Carola y yo siempre fuimos las mejores amigas. Ayer ella me invitó a su casa, a jugar y a que me quedara a dormir. La verdad, no supe si aceptar su invitación, porque aunque tengo ya ocho años, jamás me animé a quedarme en la casa de nadie.
— No te preocupes— me dijo ella —todo estará bien.
Acepté y me fui con ella luego de la escuela. Jugamos hasta el anochecer, cenamos, y su madre nos dejó ver una película antes de ir a dormir. Cuando llegó la hora de acostarse, me di cuenta de un problema.
La habitación de Carola tiene las dos camas (la de ella y la de su hermana mayor, que se fue de viaje) separadas por el espacio que ocupa la mesita de luz. Pero arriba de la misma, no hay una lámpara que encender durante la noche.
Traté de ser fuerte y no decir nada para no quedar como una bebé, pero cuando nos acostamos y la mamá de Carola apagó la luz, no pude evitar sentir miedo.
— ¿Qué pasa? — me preguntó mi amiga. — Nunca te dije, pero tengo mucho miedo a la oscuridad— contesté. — No tiene nada de malo, es algo muy común.
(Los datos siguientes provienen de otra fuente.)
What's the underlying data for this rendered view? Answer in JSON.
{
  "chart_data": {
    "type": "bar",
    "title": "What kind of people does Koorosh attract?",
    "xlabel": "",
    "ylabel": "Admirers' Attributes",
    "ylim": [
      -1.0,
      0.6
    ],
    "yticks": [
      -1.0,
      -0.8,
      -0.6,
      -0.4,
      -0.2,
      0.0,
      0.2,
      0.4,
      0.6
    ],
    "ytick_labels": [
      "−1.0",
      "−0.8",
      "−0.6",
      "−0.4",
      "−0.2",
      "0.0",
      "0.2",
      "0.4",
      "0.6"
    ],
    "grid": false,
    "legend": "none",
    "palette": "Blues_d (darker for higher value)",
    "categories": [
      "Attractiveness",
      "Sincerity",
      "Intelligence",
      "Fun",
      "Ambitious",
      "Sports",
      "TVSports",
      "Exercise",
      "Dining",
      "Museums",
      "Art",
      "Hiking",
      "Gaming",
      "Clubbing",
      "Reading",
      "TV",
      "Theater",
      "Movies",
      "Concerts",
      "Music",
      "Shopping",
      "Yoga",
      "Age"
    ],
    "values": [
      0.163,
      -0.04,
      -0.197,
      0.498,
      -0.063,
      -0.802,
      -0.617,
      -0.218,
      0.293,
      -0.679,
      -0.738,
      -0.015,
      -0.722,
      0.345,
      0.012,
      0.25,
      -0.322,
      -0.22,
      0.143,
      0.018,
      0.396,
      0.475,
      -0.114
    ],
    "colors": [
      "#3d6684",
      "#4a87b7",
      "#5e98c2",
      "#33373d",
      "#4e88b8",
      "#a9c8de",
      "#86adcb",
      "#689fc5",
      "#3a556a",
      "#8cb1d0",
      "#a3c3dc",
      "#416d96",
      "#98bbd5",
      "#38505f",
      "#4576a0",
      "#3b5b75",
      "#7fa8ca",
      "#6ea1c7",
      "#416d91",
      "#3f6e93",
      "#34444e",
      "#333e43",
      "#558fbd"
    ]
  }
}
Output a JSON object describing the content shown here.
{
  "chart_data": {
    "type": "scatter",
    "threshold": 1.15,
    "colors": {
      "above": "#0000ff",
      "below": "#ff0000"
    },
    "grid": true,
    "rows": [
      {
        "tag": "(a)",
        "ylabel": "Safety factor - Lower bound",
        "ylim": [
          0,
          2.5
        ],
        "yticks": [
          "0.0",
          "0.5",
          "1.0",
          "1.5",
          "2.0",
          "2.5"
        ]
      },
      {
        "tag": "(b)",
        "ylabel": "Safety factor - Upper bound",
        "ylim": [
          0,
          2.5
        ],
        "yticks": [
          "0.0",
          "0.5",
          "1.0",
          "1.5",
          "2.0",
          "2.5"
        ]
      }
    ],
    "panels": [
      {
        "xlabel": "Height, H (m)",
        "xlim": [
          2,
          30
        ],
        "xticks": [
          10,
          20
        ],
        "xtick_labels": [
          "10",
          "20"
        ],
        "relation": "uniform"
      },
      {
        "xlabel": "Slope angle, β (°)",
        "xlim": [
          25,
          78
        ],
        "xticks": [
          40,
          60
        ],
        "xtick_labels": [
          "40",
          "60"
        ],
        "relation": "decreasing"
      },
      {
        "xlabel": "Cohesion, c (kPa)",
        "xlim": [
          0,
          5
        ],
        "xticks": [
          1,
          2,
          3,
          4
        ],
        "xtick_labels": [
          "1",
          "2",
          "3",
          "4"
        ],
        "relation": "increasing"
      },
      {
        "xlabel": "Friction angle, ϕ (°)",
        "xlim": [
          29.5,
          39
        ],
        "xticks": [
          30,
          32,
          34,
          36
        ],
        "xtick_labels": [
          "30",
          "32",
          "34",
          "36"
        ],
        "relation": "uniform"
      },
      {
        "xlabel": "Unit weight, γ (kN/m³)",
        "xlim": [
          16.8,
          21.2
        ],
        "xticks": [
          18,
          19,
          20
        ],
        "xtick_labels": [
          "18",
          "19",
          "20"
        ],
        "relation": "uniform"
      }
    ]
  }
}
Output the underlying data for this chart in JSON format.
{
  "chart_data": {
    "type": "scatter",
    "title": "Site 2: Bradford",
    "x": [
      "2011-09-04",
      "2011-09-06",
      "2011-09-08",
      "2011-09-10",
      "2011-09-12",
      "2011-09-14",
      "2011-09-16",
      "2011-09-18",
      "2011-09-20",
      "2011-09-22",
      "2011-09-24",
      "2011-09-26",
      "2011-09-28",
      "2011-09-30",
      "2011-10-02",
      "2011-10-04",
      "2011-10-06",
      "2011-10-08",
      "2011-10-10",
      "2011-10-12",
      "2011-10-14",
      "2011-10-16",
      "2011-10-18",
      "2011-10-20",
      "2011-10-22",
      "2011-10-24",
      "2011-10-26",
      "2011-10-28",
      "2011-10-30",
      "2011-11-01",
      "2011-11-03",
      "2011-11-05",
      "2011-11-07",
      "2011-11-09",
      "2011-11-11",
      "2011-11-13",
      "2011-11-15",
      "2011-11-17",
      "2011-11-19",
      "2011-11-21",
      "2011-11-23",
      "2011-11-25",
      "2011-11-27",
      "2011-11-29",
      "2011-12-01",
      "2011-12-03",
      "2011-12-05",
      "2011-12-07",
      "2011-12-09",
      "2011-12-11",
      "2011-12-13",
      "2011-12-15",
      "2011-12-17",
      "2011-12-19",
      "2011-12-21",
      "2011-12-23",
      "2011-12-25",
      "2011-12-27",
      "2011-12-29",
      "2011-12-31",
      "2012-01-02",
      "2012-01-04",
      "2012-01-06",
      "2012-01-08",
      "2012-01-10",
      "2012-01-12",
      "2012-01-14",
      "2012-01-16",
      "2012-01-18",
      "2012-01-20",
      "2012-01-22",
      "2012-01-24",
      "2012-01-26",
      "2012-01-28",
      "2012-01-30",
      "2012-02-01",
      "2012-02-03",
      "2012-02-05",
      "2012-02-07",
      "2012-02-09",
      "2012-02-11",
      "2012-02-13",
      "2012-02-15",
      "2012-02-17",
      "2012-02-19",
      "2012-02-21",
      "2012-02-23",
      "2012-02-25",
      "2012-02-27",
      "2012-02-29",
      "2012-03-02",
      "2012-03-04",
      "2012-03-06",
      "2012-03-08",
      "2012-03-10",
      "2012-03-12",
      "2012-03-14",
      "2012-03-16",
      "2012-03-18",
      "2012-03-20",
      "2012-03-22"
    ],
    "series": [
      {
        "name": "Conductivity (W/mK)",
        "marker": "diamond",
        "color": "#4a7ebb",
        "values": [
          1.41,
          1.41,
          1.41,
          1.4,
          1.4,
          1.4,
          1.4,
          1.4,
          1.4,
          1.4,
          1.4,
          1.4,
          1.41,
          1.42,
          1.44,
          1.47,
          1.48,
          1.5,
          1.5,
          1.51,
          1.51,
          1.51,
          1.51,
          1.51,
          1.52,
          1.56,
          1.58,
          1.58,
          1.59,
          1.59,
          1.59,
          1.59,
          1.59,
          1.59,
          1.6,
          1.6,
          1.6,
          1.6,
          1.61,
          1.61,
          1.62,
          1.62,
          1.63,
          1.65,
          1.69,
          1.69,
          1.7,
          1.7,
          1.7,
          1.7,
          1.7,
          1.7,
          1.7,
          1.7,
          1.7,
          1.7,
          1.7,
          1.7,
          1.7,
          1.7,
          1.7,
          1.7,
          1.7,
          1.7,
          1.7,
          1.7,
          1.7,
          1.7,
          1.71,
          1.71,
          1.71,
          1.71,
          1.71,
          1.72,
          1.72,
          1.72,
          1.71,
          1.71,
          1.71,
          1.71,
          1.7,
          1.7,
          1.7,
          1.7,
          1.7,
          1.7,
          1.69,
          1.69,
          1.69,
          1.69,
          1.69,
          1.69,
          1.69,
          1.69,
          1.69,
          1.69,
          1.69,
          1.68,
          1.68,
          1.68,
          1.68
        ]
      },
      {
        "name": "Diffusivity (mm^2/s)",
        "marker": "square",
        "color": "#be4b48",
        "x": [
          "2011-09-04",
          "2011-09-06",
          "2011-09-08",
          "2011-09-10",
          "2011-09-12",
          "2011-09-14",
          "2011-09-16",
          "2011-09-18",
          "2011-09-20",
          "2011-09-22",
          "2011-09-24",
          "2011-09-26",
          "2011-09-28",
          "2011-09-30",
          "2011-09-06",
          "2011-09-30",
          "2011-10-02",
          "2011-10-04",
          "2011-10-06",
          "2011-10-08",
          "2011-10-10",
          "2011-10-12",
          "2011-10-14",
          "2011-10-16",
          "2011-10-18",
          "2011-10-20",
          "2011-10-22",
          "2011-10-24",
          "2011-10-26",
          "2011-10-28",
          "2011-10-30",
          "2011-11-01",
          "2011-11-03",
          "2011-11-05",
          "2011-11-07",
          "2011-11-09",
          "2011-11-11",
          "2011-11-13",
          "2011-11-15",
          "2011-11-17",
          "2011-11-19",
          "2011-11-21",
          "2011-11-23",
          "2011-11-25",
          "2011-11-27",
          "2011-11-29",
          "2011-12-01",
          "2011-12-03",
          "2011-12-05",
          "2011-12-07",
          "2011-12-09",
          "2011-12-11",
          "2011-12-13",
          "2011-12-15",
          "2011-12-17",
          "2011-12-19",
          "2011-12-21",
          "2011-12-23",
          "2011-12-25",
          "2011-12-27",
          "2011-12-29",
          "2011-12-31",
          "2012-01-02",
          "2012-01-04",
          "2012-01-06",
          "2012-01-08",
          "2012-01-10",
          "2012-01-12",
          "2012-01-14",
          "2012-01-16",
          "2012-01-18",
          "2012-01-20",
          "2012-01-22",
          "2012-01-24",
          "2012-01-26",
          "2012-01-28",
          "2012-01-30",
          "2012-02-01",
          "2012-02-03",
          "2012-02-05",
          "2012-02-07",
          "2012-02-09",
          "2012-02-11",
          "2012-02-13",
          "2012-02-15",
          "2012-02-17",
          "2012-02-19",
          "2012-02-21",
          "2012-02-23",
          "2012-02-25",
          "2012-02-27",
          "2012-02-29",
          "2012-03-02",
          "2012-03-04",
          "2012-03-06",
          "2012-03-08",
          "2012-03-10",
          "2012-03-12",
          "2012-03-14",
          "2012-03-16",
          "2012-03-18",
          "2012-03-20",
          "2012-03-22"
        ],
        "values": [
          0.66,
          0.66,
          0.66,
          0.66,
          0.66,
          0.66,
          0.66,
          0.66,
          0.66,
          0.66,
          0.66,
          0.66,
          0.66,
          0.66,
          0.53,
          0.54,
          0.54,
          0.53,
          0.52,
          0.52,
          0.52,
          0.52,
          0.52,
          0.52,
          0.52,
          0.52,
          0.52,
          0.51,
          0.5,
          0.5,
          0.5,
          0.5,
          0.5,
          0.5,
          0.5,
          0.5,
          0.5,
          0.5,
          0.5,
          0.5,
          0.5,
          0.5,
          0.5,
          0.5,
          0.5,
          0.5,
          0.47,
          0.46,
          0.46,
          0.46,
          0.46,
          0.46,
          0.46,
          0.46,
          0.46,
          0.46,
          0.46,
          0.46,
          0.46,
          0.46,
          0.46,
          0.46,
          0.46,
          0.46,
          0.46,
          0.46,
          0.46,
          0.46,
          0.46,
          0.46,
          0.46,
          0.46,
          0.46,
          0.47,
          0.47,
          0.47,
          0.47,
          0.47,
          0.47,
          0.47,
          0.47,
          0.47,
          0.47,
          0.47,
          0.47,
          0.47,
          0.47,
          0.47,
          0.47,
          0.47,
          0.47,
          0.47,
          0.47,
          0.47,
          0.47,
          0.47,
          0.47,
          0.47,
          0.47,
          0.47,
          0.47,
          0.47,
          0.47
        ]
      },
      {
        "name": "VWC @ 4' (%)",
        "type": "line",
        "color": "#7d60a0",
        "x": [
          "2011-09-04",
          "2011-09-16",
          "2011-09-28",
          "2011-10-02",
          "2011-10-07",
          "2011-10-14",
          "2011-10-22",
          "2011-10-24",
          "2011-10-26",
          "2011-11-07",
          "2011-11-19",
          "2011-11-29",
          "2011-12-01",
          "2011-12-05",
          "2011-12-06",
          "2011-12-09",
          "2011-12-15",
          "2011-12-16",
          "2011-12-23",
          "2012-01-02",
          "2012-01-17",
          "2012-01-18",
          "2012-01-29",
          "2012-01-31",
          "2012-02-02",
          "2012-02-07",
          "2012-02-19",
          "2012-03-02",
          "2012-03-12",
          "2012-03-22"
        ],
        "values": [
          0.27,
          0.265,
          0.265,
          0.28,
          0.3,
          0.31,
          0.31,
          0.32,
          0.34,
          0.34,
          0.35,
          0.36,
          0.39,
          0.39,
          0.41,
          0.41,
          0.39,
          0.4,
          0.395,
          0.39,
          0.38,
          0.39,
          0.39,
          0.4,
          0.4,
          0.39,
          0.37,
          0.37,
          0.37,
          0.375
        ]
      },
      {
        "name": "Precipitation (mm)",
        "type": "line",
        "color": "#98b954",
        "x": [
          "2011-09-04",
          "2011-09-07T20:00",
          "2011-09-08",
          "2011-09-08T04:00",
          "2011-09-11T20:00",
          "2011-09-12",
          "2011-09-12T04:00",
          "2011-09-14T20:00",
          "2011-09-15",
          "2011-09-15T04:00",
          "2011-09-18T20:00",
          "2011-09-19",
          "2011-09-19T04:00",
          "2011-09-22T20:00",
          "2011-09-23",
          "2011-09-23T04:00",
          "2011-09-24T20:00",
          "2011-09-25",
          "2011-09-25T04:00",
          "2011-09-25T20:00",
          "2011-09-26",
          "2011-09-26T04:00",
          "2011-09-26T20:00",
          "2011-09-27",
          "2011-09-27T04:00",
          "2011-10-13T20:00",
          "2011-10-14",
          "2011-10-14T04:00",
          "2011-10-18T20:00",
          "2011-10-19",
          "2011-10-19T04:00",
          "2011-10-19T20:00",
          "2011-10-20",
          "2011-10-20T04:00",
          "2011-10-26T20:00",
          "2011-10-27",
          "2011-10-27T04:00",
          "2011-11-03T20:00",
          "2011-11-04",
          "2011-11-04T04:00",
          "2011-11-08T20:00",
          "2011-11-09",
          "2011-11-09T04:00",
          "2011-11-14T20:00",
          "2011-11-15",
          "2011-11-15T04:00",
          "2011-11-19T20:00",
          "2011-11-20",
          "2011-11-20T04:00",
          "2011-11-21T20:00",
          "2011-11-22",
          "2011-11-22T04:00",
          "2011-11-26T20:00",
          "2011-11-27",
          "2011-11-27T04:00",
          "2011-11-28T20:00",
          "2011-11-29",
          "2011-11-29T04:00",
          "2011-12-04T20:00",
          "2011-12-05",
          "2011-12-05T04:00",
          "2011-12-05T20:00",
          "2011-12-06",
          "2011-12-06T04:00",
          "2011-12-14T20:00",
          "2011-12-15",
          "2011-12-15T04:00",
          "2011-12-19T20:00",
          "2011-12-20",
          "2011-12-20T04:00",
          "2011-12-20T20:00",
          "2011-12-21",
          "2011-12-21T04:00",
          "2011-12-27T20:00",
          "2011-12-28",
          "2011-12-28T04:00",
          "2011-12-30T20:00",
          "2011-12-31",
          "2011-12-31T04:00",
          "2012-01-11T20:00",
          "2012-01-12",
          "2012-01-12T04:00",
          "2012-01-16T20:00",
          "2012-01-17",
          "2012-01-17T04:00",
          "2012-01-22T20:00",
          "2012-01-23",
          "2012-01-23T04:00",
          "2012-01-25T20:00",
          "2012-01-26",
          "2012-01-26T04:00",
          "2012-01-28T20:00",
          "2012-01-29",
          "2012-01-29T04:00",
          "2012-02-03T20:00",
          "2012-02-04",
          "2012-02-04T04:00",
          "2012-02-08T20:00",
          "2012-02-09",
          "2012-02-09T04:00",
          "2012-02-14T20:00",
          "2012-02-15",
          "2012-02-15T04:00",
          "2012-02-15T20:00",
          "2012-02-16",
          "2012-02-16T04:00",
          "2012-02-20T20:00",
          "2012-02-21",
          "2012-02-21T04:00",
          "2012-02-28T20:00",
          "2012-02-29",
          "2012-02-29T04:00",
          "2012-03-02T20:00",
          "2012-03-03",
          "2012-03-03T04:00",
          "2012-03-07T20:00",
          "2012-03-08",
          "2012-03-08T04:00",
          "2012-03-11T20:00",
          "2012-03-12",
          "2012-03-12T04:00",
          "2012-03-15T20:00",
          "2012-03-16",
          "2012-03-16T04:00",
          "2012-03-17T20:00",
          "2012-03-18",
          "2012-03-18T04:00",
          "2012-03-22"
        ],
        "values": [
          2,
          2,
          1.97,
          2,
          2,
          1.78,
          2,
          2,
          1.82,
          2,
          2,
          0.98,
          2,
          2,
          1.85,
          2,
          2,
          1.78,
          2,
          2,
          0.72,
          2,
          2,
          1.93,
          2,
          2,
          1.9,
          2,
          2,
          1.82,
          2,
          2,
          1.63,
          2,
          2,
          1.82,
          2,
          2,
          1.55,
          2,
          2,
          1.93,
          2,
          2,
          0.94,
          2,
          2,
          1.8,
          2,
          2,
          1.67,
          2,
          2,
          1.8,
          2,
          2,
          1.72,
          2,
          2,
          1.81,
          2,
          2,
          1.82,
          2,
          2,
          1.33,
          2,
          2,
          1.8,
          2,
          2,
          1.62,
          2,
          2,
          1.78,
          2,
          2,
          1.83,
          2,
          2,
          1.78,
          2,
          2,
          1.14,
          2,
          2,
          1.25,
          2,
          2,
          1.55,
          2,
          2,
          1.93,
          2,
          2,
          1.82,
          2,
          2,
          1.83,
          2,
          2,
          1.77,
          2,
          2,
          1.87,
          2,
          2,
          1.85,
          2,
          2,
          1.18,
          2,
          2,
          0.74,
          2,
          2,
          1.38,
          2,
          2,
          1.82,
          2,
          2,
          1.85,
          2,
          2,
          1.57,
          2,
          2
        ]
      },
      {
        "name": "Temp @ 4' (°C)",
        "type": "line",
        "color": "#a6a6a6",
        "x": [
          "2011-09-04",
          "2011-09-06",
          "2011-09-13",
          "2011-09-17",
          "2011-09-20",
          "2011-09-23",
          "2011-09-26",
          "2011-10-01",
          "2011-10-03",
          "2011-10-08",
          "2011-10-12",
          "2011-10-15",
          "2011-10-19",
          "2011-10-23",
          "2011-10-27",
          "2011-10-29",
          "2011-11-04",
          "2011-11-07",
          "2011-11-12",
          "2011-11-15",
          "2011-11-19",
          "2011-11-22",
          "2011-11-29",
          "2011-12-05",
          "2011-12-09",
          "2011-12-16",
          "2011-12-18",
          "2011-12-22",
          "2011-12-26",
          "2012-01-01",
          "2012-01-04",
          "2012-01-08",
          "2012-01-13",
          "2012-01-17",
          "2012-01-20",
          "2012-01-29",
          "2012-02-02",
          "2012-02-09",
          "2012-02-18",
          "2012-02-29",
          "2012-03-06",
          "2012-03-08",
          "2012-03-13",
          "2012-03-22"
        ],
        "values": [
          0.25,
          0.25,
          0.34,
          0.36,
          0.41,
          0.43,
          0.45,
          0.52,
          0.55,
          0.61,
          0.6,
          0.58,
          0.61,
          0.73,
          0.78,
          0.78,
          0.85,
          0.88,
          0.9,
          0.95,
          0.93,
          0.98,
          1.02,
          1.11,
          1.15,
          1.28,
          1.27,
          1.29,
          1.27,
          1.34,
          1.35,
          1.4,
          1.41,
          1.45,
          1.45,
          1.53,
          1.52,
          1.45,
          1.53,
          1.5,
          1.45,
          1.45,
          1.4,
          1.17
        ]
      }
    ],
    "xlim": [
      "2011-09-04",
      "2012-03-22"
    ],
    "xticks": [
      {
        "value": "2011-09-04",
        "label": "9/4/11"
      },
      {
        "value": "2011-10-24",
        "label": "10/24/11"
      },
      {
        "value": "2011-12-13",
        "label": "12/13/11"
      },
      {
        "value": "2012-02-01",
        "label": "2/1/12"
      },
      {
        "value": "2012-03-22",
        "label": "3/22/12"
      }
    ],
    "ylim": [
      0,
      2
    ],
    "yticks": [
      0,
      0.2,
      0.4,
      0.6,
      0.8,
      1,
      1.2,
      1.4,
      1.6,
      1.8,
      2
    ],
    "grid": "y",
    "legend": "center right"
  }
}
Tengo una idea: saca la mano que tienes de mi lado y toma la mía, así no tendremos miedo.
Me pareció un buen plan, y cumplí lo que me dijo. Cuando por fin sentí su mano aferrada a la mía, mi miedo desapareció, y pude dormir.
Esta mañana, desperté acurrucada contra la almohada, y agradecí que Carola me diera valor para quedarme. Noté que ella también estaba despierta, y le dije gracias.
— No fue nada, sólo tuve que hacer esto... — e intentó darme la mano.
Pero cuando yo también quise tomársela, descubrimos que por más que nos esforzáramos, jamás alcanzaríamos una la mano de la otra desde la cama.